To bring the system into fiscal balance, you have to increase revenue or decrease payouts,Tanner says. “I think the answer there is to decrease payouts,” he claims.

One way to do that is to change Social Security’s benefits calculation from a wage growth model to an inflation-adjusted model.

Social Security uses a person’s top 35 years of income to calculate the amount of benefits they receive in retirement, he says. The problem with that formula is that the wages earned 35 years ago are not the same dollar amount today, he says.

Most people would adjust those early year earnings for inflation, which would revise the retirement benefit calculation down. The way the Social Security system is set up, a worker who retires this year would receive higher benefits than the worker who retired last year, he says.

Using wage growth over 35 years “is a percentage or a percentage-point-and-a-half higher than inflation rates,” Tanner says. Using an inflation-adjusted model would place everyone at the same starting point, which “would bring the system into balance.” Doing this would make it a worse deal for younger workers because they would pay the same amount in Social Security taxes but receive fewer benefits than promised.

To offset those losses, he recommends allowing younger workers to put some of their Social Security taxes into a 401(k)-style plan instead.

This would shift some of the risk from the government’s shoulders onto the individual’s. As some of that money shifts out of the program into a defined contribution plan, that would leave less money in the Social Security system to “pay grandma,” he says.

“We will have to find a way to finance that.” Either way, the country will have to pay out to solve problems with the program. Tanner advocates paying less now instead of waiting when the debt comes due and then paying more. Merton Bernstein, an expert on Social Security and the Walter D. Coles Professor Emeritus at Washington University in St. Louis, says it wouldn’t take much to ensure Social Security’s viability 75 years into the future. He advocates increasing the payroll tax cap to cover 90 percent of total income instead of the current 84 percent.

Increasing FICA 1 percent on both employees and employers would ensure Social Security’s ability to pay in full for the next 75 years, he says, “and that would not diminish real income because earnings are expected to exceed 1 percent a year from now into the indefinite future [once we are out of the recession].”

Most polls show people are more interested in boosting taxes than cutting benefits. “I’m a great believer in the democratic political process, but there is a disconnect [between] what people want and what Congress is seriously considering,” he says.

Tanner says he doesn’t believe the government will do anything in the near future to solve the Social Security crisis.

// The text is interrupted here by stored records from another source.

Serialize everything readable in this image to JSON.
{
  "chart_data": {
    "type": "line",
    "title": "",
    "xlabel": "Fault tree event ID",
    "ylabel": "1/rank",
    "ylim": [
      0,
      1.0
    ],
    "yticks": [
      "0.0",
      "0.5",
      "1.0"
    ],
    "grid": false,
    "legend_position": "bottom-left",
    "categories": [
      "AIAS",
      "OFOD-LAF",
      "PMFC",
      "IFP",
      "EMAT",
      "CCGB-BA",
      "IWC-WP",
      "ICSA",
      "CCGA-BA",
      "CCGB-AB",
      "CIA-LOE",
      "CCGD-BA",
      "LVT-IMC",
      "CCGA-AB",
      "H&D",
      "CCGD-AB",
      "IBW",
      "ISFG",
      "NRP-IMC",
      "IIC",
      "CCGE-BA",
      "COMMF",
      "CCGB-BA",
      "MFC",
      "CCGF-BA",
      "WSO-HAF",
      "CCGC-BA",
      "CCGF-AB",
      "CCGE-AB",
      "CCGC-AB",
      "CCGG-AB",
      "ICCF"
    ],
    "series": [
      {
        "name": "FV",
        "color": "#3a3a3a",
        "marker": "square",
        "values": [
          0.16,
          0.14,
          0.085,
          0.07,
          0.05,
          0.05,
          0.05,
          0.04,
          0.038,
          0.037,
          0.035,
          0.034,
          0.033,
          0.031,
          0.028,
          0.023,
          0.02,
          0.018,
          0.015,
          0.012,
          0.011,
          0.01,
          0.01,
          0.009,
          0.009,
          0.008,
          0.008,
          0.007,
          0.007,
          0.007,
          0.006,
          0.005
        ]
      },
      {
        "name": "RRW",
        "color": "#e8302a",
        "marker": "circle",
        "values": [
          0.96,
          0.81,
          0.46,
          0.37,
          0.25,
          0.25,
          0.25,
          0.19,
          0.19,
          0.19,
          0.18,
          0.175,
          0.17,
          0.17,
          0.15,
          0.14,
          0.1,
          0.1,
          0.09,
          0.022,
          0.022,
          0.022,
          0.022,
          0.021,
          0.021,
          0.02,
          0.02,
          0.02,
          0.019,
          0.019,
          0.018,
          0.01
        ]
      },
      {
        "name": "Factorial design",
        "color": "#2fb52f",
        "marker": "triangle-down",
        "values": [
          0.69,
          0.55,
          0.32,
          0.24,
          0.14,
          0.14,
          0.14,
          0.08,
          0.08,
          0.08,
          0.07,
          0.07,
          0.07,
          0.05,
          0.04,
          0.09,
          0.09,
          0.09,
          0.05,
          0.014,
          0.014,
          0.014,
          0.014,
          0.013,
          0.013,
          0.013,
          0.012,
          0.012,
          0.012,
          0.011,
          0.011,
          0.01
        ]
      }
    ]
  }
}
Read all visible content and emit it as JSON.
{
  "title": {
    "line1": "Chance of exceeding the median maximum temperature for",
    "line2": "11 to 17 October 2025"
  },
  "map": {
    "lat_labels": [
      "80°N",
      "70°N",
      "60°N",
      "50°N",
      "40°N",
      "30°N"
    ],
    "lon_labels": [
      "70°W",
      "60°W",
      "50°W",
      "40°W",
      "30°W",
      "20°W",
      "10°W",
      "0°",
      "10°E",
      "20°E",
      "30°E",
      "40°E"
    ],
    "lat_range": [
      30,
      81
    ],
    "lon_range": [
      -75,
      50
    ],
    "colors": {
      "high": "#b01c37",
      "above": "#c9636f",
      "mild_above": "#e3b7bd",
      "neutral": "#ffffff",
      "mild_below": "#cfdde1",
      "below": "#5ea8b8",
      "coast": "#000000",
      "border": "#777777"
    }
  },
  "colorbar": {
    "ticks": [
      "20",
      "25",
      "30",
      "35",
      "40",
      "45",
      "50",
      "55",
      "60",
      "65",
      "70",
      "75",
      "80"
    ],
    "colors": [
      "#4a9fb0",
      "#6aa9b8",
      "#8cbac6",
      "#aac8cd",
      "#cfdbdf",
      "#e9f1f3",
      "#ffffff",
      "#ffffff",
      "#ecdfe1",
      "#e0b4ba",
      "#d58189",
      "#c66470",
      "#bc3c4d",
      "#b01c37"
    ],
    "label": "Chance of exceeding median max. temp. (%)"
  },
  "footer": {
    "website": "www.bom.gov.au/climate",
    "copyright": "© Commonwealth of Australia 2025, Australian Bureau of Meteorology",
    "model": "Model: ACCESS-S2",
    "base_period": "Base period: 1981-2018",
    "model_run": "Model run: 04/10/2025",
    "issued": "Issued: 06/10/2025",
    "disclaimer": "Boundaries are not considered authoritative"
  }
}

He says Republicans are afraid to touch the social program now because they got burned under George W. Bush, when potential changes to the program created a major backlash from the public. Part of the problem is that the percentage of people in each age group that votes is equivalent to their age.

“As long as that’s the case, the benefits will go to the 70-year-old and the bill will go to the 30-year-old,” Tanner says. “Most young people vaguely understand that Social Security is not going to be there for them or it won’t pay them a whole lot of money.”